The usual way to show that the topological groups $(\mathbb{R}_+^*,\cdot)$ and $(\mathbb{R},+)$ are isomorphic is to consider, for instance, the function $\operatorname{ln}\colon \mathbb{R}_+^*\to\mathbb{R}$ which maps $x\mapsto \int_1^x\frac{1}{t}dt$. On the other hand
every topological group $G$ homeomorphic to $\mathbb{R}$ must be isomorphic to $(\mathbb{R},+)$,
which it follows from Theorem 2 in Bourbaki, for instance.
Since every Hausdorff locally compact topological group $G$ has a Haar integral, i.e., a nontrivial left invariant positive linear functional $\mu\colon C_c(G)\to\mathbb{R}$, I would like to know if there is an adaptation of the logarithm construction that allows one to "simplifies" Bourbaki's proof of the quoted result above $-$ or if Haar integrals can be helpful in any other way in this context. References where this is done are welcome as well.

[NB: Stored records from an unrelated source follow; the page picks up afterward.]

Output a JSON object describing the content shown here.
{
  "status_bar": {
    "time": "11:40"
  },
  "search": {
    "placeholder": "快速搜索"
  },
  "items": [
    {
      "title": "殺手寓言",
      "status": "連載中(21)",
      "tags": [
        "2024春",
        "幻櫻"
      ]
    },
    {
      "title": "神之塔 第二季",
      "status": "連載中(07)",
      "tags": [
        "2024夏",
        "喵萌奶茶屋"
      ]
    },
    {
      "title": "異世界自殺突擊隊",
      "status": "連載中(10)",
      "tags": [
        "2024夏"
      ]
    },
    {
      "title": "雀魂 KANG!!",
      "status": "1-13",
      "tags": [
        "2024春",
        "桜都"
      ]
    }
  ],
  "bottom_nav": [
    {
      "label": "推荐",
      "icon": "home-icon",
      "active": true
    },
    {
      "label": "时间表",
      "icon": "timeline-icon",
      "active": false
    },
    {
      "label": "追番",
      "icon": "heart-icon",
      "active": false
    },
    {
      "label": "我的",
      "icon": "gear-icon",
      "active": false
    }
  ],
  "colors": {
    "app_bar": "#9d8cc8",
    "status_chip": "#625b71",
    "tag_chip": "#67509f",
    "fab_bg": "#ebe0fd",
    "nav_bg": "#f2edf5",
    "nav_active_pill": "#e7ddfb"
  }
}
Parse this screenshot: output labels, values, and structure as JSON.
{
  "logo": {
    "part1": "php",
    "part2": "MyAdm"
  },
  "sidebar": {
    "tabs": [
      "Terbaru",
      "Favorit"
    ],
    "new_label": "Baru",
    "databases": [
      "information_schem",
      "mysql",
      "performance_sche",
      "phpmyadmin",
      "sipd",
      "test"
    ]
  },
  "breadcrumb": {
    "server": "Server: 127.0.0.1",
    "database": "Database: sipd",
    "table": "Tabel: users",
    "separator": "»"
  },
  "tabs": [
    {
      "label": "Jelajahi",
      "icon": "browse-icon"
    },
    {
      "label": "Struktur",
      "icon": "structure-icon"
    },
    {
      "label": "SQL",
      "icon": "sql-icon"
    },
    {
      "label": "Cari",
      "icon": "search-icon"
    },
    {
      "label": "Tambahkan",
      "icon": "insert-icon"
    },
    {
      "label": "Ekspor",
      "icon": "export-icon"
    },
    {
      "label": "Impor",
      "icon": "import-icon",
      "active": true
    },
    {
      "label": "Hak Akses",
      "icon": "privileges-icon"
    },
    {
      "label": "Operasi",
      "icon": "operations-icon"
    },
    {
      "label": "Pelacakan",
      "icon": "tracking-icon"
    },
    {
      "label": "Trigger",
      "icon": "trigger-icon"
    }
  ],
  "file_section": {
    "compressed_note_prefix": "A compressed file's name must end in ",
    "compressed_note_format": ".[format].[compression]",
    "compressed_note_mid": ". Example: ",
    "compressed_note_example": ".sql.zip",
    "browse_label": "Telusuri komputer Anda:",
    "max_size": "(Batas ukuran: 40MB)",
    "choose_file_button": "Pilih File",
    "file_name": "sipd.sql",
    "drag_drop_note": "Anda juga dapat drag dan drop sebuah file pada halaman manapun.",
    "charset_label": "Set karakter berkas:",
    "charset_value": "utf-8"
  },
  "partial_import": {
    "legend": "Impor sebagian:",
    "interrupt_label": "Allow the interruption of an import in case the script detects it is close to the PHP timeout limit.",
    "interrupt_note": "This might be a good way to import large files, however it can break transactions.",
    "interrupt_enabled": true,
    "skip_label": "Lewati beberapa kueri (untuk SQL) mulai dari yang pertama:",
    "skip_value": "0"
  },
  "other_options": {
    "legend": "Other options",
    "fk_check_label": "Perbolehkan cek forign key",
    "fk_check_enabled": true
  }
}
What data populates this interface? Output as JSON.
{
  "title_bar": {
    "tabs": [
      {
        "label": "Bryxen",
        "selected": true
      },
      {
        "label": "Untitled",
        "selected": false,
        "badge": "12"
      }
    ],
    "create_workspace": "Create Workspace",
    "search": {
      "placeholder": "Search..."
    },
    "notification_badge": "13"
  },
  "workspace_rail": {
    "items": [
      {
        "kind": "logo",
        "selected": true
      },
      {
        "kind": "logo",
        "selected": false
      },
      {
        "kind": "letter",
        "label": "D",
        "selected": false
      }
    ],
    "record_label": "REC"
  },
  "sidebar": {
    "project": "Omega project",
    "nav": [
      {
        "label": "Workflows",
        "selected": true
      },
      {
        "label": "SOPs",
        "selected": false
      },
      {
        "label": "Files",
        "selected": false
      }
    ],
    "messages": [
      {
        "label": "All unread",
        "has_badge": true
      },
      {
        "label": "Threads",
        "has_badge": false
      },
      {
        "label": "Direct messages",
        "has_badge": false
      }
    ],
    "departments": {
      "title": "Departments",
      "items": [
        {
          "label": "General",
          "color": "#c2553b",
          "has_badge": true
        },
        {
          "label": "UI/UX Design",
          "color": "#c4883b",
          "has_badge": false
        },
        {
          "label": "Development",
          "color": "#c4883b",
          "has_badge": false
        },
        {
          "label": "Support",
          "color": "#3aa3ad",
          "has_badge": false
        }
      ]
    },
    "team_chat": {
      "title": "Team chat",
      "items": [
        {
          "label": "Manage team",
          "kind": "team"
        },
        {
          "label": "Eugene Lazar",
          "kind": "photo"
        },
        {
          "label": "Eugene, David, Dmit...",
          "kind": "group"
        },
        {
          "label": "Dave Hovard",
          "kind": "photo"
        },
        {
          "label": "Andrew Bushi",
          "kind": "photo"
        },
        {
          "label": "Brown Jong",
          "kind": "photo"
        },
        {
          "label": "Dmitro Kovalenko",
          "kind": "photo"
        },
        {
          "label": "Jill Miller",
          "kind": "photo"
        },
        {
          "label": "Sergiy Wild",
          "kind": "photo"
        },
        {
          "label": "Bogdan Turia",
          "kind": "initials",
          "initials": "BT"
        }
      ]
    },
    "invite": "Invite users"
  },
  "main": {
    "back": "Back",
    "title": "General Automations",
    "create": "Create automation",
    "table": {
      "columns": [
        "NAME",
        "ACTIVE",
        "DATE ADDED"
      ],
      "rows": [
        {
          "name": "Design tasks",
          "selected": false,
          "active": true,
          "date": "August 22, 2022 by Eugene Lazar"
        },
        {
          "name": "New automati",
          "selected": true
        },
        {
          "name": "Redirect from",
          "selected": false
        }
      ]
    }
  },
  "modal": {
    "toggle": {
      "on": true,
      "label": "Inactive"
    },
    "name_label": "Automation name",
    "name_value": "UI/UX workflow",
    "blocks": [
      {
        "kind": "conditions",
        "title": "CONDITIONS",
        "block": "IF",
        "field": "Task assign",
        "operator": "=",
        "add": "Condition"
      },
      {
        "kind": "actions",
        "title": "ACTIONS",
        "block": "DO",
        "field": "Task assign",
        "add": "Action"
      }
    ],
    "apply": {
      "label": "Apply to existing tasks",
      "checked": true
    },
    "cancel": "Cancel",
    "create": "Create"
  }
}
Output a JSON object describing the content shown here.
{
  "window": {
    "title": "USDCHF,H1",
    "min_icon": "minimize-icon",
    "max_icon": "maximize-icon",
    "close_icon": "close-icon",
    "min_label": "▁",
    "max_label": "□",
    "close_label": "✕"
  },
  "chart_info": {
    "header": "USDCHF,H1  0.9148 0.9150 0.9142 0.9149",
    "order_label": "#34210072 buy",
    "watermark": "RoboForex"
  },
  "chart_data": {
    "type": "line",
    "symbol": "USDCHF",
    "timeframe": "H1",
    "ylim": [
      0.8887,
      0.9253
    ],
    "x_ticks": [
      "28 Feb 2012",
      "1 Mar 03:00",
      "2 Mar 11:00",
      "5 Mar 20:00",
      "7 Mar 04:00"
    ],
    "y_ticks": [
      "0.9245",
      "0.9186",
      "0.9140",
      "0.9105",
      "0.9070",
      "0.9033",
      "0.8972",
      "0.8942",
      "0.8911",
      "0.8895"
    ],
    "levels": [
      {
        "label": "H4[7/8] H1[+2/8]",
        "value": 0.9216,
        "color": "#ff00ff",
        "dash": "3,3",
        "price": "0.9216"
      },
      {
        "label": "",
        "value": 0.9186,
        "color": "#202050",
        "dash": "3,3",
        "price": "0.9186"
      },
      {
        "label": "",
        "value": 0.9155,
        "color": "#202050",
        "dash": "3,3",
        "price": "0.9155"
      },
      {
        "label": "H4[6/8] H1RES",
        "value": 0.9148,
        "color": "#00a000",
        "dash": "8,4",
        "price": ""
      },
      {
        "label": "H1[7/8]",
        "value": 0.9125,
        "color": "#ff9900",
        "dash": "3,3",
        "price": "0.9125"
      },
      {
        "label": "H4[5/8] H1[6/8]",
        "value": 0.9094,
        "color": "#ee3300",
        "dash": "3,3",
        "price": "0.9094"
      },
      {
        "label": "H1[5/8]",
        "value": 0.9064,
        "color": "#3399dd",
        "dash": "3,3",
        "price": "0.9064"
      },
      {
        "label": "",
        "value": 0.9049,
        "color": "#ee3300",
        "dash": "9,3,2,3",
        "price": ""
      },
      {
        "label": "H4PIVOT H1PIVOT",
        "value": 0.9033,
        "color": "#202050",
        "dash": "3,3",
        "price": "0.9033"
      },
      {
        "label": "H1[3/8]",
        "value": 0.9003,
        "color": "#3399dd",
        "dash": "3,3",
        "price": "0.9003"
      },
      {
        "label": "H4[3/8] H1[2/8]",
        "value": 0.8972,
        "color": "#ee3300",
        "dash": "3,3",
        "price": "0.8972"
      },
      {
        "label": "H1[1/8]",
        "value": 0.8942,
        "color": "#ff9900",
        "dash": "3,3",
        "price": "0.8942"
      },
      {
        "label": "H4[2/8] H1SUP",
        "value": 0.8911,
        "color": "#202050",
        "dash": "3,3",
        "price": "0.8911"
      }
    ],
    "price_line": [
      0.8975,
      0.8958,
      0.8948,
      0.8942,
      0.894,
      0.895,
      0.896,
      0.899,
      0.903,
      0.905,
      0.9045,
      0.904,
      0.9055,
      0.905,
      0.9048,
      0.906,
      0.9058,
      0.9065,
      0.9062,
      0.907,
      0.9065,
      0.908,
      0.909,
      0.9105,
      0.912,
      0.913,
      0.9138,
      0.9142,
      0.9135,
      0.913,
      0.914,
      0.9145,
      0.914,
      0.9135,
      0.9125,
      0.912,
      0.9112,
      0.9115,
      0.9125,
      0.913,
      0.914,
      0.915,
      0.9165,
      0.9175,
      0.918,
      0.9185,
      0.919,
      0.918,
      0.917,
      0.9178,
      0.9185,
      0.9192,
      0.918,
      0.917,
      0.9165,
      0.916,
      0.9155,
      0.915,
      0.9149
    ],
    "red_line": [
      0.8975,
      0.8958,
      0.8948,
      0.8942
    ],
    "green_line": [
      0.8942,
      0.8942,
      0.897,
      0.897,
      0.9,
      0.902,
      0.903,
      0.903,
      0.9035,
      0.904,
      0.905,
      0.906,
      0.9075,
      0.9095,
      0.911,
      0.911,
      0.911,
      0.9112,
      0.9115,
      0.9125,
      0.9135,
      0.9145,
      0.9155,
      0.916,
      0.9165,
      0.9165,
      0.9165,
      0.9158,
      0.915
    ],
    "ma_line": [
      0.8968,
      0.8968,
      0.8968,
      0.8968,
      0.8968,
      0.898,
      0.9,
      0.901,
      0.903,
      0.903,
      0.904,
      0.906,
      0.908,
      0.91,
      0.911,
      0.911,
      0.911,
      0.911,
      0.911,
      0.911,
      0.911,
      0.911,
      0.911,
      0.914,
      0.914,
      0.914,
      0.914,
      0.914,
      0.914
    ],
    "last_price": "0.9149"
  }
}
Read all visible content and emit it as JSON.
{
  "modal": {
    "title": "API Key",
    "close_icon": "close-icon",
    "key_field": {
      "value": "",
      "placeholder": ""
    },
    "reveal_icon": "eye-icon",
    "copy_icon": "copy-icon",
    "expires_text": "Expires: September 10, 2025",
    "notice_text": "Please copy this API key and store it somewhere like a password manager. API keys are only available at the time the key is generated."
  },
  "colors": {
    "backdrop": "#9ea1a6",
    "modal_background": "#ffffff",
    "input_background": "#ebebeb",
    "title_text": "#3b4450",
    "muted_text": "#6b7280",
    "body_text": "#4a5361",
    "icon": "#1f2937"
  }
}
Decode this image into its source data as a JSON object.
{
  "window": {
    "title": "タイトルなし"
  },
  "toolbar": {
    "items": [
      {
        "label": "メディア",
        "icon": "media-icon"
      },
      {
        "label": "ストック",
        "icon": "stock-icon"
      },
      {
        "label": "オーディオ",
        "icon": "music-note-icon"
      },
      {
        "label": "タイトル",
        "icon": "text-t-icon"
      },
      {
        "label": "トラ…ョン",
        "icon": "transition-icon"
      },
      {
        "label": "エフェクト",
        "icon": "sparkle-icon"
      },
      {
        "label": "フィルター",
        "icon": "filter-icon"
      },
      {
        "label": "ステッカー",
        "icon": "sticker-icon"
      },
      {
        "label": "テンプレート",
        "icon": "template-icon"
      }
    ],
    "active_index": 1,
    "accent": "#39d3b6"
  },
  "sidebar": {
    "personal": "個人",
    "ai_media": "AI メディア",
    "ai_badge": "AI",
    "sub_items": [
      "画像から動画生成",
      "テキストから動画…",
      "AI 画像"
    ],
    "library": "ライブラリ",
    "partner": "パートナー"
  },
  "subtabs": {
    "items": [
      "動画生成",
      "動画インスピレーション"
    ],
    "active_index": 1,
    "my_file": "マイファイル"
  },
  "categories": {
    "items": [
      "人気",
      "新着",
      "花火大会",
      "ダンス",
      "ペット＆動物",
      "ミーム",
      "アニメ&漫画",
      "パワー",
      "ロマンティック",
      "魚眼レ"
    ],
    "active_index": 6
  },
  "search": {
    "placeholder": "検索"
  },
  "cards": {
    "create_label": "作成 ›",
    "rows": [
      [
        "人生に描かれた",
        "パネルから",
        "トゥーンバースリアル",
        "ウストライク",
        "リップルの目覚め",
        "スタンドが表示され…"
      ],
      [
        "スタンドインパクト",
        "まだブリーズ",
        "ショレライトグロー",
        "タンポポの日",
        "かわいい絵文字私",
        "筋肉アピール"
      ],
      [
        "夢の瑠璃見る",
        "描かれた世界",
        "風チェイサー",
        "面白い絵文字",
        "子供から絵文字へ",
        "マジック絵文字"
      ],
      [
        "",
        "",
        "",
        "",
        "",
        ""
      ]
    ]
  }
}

Sure; the approach to take becomes clear when you notice that $\frac{1}{t}dt$ is a Haar measure on $\mathbb{R}_+$. So suppose we have a topological group structure $*$ on $\mathbb{R}$ with left Haar measure $\mu$; we wish to show this structure is isomorphic as a topological group to the usual one. We may assume the identity element of the group structure is $0$. Now define $f:\mathbb{R}\to\mathbb{R}$ by $f(x)=\int_0^x d\mu$ (that is, $f(x)=\mu([0,x])$ if $x\geq 0$ and $f(x)=-\mu([x,0])$ if $x<0$); I claim this is the desired isomorphism. It is easy to see that this $f$ is strictly increasing and continuous, so it suffices to show that $f$ is a homomorphism from $(\mathbb{R},*)$ to $(\mathbb{R},+)$. To show this, just observe that $$f(x*y)=\int_0^{x*y}d\mu=\int_0^xd\mu+\int_x^{x*y}d\mu=\int_0^xd\mu+\int_0^yd\mu=f(x)+f(y)$$ where the third equality uses the left-invariance of $\mu$.